Desde priscas eras (parafraseando um certo professor de Direito que admiro muito), o homem (e a mulher - dada a pressão recente para que ao masculino não seja permitido representar o ser humano linguisticamente) adota símbolos de compromisso, de posse em relação ao outro ou às coisas que possui (ou pensa que possui).
Tal qual marcas de ferro em couro de boi, coleiras de couro em pescoço de cachorro, capas distintivas em cadernos de escola ou etiquetas com nomes em malas de viagem, colocamos em quem nos interessa marcar nossos sinais de posse e propriedade.
Alianças e anéis de compromisso são as marcas de ferro mais tradicionais. Mas há quem queira algo que não escape do dedo e role ao primeiro bueiro. Tatuagens com o nome do amado-proprietário bem à mostra, no braço, no pescoço, ou, num requinte de crueldade, nas partes mais íntimas, para que sejam mostradas bem na hora H a parceiros subsequentes. Tatuagens que viram manchas escuras e disformes em vãs tentativas de correção ortográfica. "O que é isso?" "Uma tatuagem, meu bem!" "Mas o que significa?" "Uma nuvem negra de chuva, não está vendo?".
Enquanto válidas, são lindas. Expiradas, o nome do falecido no mármore da pele soa mais como um epitáfio.
Melhor usar marcas genéricas que sobrevivam às mudanças: "Sou sua", "Vem, meu bem!", "Paixão da minha vida" ou algo assim, sem endereço certo. Pode-se também, com algum (enorme) trabalho adicional, só se relacionar com pessoas de mesmo nome. Para tornar a façanha menos impossível, deve-se escolher um nome comum. Prefira Maria a Vaudelina, João a Ronicleiton. Dessa forma, pode-se reutilizar, reciclar, sendo politicamente correto, ecológico e evitando o desperdício de tinta de tatuagem, a marca do antigo dono. Cuidado apenas para não mostrar a etiqueta antiga na primeira noite. Deve-se ocultá-la até o dia em que seja conveniente dizer sem levantar suspeitas "Meu bem, olha a tatuagem que fiz para você! Não ficou linda?". Desnecessário dizer que a tatoo com o nome reciclável deve ser restaurada de tempos em tempos a fim de parecer sempre nova.

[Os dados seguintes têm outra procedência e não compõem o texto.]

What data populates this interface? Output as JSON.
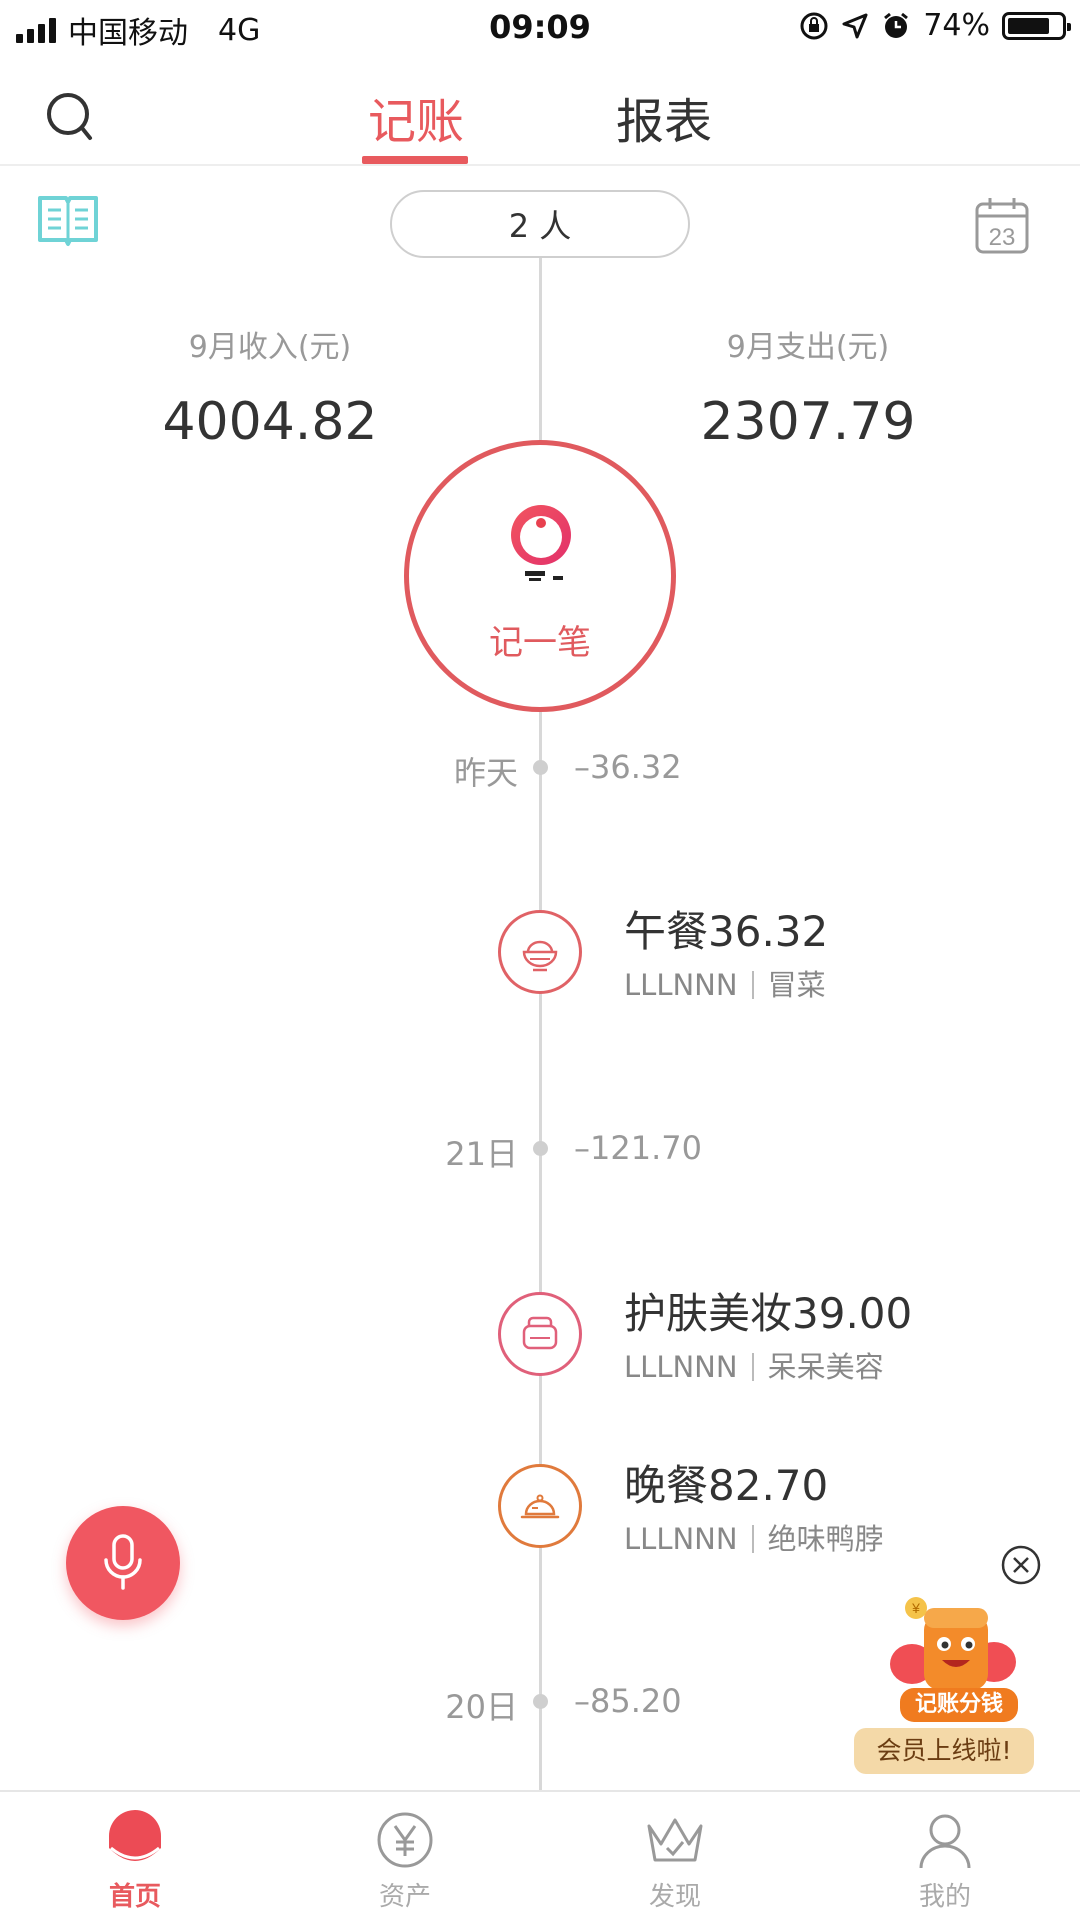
{
  "status_bar": {
    "carrier": "中国移动",
    "network": "4G",
    "time": "09:09",
    "battery": "74%"
  },
  "header": {
    "tabs": [
      {
        "label": "记账",
        "active": true
      },
      {
        "label": "报表",
        "active": false
      }
    ]
  },
  "toolbar": {
    "people_count": "2 人",
    "calendar_day": "23"
  },
  "summary": {
    "income_label": "9月收入(元)",
    "income_value": "4004.82",
    "expense_label": "9月支出(元)",
    "expense_value": "2307.79"
  },
  "record_button": {
    "label": "记一笔"
  },
  "timeline": {
    "days": [
      {
        "label": "昨天",
        "amount": "–36.32",
        "entries": [
          {
            "title": "午餐36.32",
            "user": "LLLNNN",
            "note": "冒菜",
            "icon": "rice-bowl-icon"
          }
        ]
      },
      {
        "label": "21日",
        "amount": "–121.70",
        "entries": [
          {
            "title": "护肤美妆39.00",
            "user": "LLLNNN",
            "note": "呆呆美容",
            "icon": "cosmetics-icon"
          },
          {
            "title": "晚餐82.70",
            "user": "LLLNNN",
            "note": "绝味鸭脖",
            "icon": "dinner-cloche-icon"
          }
        ]
      },
      {
        "label": "20日",
        "amount": "–85.20",
        "entries": []
      }
    ]
  },
  "promo": {
    "ribbon": "记账分钱",
    "badge": "会员上线啦!"
  },
  "bottom_nav": {
    "items": [
      {
        "label": "首页",
        "icon": "home-icon",
        "active": true
      },
      {
        "label": "资产",
        "icon": "yuan-icon",
        "active": false
      },
      {
        "label": "发现",
        "icon": "crown-icon",
        "active": false
      },
      {
        "label": "我的",
        "icon": "person-icon",
        "active": false
      }
    ]
  },
  "colors": {
    "accent": "#e85a5e",
    "muted": "#999999",
    "timeline": "#d8d8d8",
    "book_icon": "#6fd3d6",
    "dinner_icon": "#e07a3c"
  }
}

A tecnologia, todavia, tem facilitado esse doloroso processo de marca-desmarca. Não se marca mais a ferro no próprio couro, mas na pele cibernética das redes sociais. Um clique e surge uma nova etiqueta, uma nova aliança, um relacionamento "sério" com alguém, noticiado globalmente a familiares, amigos, inimigos e desconhecidos. Outro clique e tchau amor da minha vida! Novo status: solteiro(a)! Uhuuu! Na pista de novo e pegando geral, passando o rodo! Após uma noite inesquecível, novo clique e... e depois e depois e depois, sempre mais do mesmo. A internet em nuvem chovendo na forma dos amores líquefeitos de Zygmunt Bauman.
Vivemos na sociedade do anel virtual, a internet é a nova senhora dos anéis (não resisto a esse trocadilhos infames). Mas é no mundo real que brilha ainda o ouro da tradicional e inigualável aliança de casamento. Status algum do mundo cibernético conseguirá superar a força de tal símbolo. As bem casadas mal coitadas do José Avelino Dias levantando xícaras e mostrando "distraidamente" o dedinho reluzente em grosso dourado, mortas de orgulhosas. Porque o prazer não é só de quem marca, mas também de quem é marcado.
Seja na realidade de nossas mãos calejadas, seja na fumaça etérea de nossas páginas virtuais, fato é que nem sempre tudo é para sempre. E, se o laço acaba, que se parta a aliança e fiquem cá os dedos. Porque, afinal, ninguém é de ferro!